Ладно, пойдем дальше о нашей Веруне, нашей рыжей чародейке. Как вы догадываетесь, по утрам она вставала первой и бегала босиком по росе — закалялась. А когда мы вылезали из палаток, над костром уже дымились каша и чай. Обычно мы просыпались от ее голоса: она собирала цветы в лугах или плавала в реке и, как всегда, пела. Но, случалось, мы просыпались от тишины. «Уж не случилось ли что с нашей певуньей?» — думали. А она сидела у реки за мольбертом и писала этюд. Да-да, ребята, у нее было множество талантов. Вместе с моей дочерью она окончила прикладное художественное училище и работала гримером в театре, и, в отличие от моей дочери лентяйки, постоянно занималась живописью: в театре писала портреты актеров, а в наших походах не упускала случая запечатлеть живописное место, а на реке таких мест, сами понимаете, всегда полно. Что интересно — она своеобразно настраивала себя на работу:
— Чтобы что-то получилось, надо на себя разозлиться, — говорила.
Вот так, ребята. Такая требовательность к себе. Не то, что некоторые, вроде моей дочери, которые ждут хорошего настроения, им подавай благоприятные условия и прочее. Всегда можно оправдать свою лень. Успеха добиваются только те, кто работает через «не могу». Согласны?
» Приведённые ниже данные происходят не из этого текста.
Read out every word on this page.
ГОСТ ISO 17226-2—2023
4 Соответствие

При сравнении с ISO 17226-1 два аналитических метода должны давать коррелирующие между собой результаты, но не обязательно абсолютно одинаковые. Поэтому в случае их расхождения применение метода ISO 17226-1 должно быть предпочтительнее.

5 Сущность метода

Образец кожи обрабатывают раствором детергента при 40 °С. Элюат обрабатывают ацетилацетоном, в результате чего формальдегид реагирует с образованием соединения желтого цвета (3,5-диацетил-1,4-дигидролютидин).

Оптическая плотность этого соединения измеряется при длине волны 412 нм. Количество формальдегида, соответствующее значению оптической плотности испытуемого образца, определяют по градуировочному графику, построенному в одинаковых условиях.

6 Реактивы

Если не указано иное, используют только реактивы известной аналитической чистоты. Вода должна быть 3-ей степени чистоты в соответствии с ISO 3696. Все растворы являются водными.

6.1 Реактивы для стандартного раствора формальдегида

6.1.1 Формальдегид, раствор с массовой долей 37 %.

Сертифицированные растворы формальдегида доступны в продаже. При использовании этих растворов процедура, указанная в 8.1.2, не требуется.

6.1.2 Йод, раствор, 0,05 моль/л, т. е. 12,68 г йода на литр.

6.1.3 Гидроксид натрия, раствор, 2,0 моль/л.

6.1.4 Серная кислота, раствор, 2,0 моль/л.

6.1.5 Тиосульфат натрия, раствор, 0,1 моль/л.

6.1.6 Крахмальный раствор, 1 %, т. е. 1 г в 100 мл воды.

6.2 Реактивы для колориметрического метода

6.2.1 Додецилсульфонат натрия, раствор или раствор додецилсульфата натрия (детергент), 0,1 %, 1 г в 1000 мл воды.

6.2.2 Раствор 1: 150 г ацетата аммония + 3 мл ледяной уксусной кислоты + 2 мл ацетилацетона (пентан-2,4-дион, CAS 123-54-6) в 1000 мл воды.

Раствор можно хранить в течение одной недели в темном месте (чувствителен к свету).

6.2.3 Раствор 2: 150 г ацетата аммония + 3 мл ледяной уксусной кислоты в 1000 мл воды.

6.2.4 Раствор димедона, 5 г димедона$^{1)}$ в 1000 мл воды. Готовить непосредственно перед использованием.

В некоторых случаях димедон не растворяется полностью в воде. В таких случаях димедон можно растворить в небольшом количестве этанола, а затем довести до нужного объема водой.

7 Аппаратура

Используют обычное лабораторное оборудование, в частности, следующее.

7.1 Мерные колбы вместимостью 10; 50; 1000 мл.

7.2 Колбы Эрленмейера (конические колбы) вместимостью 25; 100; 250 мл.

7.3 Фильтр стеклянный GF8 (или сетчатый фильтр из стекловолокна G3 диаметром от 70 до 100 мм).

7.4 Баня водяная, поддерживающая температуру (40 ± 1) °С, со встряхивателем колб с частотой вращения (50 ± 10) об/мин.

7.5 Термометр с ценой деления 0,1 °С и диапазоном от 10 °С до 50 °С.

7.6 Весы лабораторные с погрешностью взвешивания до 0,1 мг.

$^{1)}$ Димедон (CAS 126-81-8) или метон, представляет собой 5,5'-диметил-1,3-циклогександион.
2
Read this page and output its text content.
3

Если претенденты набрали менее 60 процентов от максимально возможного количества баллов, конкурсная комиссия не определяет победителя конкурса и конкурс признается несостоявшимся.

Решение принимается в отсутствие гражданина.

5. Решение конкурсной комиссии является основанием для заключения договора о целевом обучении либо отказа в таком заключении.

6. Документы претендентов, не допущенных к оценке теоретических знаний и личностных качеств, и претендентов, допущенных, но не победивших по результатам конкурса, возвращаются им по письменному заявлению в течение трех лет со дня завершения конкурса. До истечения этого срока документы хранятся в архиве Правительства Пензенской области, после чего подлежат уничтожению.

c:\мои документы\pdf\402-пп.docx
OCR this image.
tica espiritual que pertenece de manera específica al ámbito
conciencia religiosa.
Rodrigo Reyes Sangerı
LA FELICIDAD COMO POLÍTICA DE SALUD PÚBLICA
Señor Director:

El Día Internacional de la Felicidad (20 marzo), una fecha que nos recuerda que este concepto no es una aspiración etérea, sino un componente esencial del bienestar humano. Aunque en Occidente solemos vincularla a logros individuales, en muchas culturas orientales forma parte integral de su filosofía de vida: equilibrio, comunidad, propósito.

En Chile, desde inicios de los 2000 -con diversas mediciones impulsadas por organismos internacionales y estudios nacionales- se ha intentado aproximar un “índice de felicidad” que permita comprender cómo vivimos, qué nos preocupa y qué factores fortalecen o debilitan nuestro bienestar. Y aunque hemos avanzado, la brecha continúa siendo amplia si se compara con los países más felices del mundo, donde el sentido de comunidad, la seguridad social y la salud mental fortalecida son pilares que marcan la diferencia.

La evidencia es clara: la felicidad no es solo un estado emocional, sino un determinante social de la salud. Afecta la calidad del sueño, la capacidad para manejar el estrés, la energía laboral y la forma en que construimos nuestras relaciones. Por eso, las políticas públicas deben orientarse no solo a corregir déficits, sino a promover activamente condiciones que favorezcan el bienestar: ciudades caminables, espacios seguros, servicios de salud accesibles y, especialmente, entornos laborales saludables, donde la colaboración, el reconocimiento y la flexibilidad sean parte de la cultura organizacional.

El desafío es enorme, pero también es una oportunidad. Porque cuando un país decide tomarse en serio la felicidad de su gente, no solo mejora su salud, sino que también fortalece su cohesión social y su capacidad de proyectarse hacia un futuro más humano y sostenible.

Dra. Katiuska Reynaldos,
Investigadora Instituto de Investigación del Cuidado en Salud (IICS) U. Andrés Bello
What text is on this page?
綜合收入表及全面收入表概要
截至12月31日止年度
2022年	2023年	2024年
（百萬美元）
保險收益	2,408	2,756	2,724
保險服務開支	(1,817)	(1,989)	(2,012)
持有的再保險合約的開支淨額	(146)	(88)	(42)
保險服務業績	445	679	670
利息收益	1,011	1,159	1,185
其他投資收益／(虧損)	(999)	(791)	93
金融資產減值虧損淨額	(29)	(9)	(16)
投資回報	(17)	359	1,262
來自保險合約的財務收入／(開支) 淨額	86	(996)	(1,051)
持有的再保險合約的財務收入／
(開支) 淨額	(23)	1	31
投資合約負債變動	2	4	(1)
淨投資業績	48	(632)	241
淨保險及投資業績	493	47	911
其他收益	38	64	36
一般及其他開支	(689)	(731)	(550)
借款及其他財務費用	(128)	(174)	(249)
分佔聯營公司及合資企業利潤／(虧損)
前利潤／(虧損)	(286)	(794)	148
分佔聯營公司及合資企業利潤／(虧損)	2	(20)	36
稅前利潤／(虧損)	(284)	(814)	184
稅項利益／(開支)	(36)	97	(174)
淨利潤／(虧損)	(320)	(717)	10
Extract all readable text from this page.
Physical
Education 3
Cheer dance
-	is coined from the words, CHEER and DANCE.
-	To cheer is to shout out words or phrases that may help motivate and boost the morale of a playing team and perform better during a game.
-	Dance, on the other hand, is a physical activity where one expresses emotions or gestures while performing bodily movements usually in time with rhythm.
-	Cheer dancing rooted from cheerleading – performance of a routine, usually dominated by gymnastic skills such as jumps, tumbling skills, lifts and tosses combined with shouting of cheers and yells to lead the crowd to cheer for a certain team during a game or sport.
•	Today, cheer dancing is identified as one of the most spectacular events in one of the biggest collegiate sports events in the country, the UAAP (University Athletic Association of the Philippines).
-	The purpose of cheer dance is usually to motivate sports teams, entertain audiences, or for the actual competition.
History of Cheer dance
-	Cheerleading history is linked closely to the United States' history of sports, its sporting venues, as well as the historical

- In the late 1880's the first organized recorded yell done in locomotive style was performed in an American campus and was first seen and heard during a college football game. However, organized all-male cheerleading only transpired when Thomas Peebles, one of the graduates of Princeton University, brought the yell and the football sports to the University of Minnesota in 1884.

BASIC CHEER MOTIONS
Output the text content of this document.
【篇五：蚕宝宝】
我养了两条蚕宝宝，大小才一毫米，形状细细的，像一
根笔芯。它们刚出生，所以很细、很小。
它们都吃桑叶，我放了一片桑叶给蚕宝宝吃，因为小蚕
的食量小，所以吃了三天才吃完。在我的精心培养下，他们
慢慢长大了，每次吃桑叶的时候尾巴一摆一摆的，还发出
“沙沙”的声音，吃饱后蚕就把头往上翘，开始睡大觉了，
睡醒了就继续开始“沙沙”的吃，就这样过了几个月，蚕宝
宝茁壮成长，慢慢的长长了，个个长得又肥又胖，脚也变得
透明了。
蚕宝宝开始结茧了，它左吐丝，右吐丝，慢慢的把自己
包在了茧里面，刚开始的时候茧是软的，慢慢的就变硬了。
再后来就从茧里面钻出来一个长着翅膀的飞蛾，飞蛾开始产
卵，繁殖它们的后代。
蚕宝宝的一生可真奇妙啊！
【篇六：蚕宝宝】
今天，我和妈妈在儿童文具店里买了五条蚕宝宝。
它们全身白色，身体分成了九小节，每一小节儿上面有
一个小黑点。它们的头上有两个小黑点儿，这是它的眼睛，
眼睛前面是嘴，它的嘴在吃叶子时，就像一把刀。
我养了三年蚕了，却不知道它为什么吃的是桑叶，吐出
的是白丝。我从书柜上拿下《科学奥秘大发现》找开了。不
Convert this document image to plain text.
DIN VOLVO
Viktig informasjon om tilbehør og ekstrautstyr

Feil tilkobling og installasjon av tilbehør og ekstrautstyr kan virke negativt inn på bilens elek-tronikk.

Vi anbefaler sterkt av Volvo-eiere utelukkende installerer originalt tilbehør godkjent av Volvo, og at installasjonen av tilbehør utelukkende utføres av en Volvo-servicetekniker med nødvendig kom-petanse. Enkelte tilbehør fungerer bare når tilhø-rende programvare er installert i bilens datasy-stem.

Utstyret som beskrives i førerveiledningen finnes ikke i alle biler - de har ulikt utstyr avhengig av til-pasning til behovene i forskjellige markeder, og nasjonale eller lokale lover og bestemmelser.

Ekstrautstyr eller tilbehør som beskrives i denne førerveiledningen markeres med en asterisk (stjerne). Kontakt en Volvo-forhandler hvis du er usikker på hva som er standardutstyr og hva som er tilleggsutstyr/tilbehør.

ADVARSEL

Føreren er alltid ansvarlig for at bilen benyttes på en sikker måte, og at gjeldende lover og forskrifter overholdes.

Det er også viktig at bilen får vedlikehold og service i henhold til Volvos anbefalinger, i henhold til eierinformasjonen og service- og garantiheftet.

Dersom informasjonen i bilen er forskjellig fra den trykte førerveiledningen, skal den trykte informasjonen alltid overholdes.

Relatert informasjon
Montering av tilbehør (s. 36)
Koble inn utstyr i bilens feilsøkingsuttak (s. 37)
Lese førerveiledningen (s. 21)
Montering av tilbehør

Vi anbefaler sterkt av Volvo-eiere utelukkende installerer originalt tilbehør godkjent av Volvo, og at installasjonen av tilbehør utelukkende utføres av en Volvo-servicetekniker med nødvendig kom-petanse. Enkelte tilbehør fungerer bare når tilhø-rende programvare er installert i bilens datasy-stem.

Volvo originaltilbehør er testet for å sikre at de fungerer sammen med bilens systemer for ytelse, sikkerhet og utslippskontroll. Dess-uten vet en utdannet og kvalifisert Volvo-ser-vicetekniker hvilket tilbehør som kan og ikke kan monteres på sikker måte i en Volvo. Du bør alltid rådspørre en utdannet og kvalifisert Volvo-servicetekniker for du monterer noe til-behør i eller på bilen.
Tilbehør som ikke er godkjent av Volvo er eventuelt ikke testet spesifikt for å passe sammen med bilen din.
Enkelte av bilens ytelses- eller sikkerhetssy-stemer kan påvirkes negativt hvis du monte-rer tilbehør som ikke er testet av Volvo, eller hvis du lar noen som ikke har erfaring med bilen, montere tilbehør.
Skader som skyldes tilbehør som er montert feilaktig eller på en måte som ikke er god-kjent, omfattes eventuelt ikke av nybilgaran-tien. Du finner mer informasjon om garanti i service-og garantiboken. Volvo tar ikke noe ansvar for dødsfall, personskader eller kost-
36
Все дни напролет Веруня проводила сверхнасыщенно, но, странное дело, мы никогда не видели ее уставшей, она и спать ложилась позже нас всех. Ну, а как я уже сказал, вставала первой и всегда в отличном настроении. Не раз кто-нибудь из наших мужиков вылезал из палатки насупившись, жаловался на «кошмарные сны» — Веруня тут же откликалась:
— Скорее ныряй в воду, сразу будешь, как огурчик!